The most obvious notable quality of Mark’s Gospel is that it is the shortest of all; and indeed, according to the traditional opinion it is an abbreviation of St. Matthew’s Gospel, directed by St. Peter.

Today’s lesson is a practically exact parallel of the same scene in Matthew 16, with only one significant portion omitted at Peter’s direction. It is the verses in which the Savior tells Peter, “Thou art Peter, and upon this rock I will build my church: and the gates of hell shall not prevail against it. And I will give unto thee the keys of the kingdom of heaven; and whatsoever thou shalt bind on earth shall be bound in heaven, and whatsoever thou shalt loose on earth shall be loosed in heaven.”

Now why would Peter, even for the purposes of abbreviation, leave all this out entirely? He could have just directed Mark to write a shorter version giving his, that is, Simon’s new name of Peter.

When we look carefully at the abbreviated things in Mark’s Gospel, we often find that the abbreviation is not just for the sake of shortening, but is intended to bring out more precisely the deepest essence of the scene. What is that essence in this reading from Mark?

Undoubtedly it is the fact, which here he tells the disciples for the first time, that he is to suffer and die and rise again on the third day: the event of the mysteries of our redemption. This is a deeper reality even than another that he immediately reveals as well: that each of his disciples must be conformed to that mystery of suffering, death, and rising, taking up his cross, and following Christ by losing his own life for Christ’s sake.

The keys of the kingdom of heaven are bestowed in giving the highest rank, office, and authority under heaven—that of Peter and his successors. This is included in Matthew’s account. Mark’s leaves this out perhaps to emphasize more the commission that belongs to every Christian from the least to the greatest, from the simplest catechumen to the pope of Rome, and to all equally. All, each and every disciple, must carry the cross after Jesus. Without the willingness to do this, we do not share in the salvation accomplished by him, no matter what our rank or office.

There is only one pope; there can never be two heads of the Church on earth. But there are and have been hundreds of millions of crucified followers of the Crucified. That is the universal vocation.

Pope Emeritus Benedict XVI has given us the example in this. In a speech given by his secretary who works very closely with him, we read that Benedict views himself as continuing in his Petrine ministry not as the one juridical pope, but through suffering and contemplation as pope emeritus, in support of the Church. In this, he gives an example of which Peter in this abbreviated passage would approve, for Peter himself crowned his greatest office of being the vicar of Christ not with a tiara but with the cross, on which he died in fulfillment not only of his power of binding and loosing, but of bearing and suffering with Christ for his Church.

We do not read that Peter objected to being the rock on which the Church is founded, but he did object to the Savior’s embrace of suffering for the sake of the kingdom! But he made good on his initial and repeated reluctance, and ended gloriously following in the footsteps of his crucified Lord.

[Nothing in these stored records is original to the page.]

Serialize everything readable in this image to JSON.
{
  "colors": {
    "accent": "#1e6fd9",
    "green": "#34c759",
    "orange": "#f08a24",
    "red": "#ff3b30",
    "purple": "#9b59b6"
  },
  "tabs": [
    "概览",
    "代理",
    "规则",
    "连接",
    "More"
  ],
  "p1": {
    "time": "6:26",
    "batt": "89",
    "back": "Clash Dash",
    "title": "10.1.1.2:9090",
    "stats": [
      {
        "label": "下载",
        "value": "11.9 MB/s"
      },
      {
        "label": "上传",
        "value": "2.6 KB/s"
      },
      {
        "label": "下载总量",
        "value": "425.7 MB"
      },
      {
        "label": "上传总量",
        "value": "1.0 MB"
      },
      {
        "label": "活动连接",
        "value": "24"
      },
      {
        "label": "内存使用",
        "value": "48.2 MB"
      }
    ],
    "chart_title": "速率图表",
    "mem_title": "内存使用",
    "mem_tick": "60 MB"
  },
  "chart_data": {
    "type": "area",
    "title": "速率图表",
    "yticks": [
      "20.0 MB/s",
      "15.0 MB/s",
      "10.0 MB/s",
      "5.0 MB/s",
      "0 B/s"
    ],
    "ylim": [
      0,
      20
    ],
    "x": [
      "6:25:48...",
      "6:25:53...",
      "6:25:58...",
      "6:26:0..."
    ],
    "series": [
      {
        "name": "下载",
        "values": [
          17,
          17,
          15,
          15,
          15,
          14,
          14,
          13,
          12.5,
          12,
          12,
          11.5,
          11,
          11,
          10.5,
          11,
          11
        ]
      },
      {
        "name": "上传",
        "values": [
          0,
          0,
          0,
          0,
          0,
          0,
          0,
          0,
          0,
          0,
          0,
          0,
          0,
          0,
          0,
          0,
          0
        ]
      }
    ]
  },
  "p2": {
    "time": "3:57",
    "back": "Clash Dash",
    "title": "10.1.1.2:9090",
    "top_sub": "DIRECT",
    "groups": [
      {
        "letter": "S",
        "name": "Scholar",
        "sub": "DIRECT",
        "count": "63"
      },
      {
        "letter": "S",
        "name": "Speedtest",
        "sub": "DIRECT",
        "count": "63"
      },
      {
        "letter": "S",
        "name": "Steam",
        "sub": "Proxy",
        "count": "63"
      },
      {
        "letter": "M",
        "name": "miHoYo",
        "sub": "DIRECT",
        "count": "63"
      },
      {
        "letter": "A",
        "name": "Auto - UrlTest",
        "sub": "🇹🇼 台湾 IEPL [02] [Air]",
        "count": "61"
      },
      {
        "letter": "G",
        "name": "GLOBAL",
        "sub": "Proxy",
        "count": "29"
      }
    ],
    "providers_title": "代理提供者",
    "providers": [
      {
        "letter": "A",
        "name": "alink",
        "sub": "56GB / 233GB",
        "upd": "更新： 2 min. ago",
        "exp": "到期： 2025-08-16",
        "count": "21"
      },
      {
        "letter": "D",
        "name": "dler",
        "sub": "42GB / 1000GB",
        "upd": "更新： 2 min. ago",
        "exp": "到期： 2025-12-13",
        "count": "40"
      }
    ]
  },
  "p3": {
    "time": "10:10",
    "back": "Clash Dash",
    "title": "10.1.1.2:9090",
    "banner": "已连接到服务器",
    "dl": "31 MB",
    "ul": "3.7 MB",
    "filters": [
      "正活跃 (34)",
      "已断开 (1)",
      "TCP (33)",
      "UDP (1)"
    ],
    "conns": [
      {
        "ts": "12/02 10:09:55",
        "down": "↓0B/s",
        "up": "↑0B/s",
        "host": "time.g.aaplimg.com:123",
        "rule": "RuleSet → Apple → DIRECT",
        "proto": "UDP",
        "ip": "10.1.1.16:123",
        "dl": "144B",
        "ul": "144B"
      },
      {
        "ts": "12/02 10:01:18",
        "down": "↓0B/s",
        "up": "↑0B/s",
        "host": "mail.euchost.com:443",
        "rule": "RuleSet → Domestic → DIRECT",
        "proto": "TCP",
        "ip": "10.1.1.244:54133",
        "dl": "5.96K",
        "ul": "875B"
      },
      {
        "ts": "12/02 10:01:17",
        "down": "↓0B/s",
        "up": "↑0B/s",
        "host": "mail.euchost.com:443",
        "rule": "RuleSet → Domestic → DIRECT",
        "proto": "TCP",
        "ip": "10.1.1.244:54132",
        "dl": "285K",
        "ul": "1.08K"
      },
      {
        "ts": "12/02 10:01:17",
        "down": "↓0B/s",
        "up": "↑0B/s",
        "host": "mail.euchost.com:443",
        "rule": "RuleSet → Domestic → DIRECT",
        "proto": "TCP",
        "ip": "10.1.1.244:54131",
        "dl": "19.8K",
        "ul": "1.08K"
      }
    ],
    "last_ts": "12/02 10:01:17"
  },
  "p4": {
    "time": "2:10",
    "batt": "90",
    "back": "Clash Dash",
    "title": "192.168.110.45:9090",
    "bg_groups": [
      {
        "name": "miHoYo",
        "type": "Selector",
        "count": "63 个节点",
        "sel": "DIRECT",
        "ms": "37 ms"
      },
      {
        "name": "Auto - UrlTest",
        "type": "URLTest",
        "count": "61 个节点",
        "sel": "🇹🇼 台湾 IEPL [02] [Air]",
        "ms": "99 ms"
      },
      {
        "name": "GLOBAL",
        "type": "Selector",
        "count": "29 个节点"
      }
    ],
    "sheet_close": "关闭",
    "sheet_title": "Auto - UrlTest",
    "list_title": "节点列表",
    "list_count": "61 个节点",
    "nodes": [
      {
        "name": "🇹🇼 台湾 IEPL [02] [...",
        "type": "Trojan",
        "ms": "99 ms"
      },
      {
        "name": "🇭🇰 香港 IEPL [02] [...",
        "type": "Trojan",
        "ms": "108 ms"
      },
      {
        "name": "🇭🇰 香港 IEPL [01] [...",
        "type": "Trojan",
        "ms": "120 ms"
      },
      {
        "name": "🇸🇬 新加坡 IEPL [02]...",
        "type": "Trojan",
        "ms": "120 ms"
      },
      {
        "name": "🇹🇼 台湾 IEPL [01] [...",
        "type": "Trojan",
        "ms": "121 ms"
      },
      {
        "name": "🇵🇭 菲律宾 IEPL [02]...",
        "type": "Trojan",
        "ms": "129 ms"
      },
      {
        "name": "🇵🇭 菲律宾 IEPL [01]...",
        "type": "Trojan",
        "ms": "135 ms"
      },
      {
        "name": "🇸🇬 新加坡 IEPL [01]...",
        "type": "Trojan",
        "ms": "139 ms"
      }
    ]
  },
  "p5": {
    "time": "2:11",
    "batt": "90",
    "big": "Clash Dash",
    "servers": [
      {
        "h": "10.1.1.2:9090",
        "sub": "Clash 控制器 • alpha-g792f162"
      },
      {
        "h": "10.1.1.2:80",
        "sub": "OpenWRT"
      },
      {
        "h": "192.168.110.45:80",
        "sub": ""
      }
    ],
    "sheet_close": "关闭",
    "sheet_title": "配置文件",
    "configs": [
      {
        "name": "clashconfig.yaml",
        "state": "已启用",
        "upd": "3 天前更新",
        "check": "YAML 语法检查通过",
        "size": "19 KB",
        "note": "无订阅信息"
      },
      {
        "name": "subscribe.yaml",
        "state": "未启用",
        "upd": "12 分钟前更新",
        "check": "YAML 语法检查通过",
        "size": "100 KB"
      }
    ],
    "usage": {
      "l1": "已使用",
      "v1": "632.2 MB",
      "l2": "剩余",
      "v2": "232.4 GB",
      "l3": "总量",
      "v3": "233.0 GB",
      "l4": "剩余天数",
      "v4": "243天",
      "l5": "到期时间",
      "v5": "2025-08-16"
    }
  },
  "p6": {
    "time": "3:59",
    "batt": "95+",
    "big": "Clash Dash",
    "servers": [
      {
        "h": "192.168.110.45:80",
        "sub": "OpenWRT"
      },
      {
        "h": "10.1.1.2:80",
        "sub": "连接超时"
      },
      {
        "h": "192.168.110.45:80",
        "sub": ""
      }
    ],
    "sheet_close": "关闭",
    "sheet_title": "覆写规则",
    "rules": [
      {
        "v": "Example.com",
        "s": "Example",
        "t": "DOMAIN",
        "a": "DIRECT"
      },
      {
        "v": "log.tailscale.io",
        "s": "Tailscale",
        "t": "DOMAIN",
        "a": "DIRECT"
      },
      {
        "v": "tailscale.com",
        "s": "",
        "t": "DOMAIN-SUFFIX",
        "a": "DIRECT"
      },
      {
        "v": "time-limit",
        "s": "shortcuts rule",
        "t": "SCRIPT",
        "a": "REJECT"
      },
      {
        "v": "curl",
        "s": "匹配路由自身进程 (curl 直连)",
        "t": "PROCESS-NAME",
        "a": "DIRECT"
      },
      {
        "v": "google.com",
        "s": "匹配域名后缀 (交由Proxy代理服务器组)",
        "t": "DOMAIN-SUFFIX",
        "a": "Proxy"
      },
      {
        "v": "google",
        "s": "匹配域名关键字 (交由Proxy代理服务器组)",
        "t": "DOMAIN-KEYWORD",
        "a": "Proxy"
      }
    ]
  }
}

We are not all little popes, deciding what the Church is supposed to be like, even if some people think or act that way, but each of us shares the same vocation as the pope, and he has the same as we do:  the vocation of the cross, which leads to resurrection, and this is the deepest, most lasting, and powerful source of the Church’s life. Its fruits will last long after the See of Peter is only an earthly memory in the kingdom of heaven.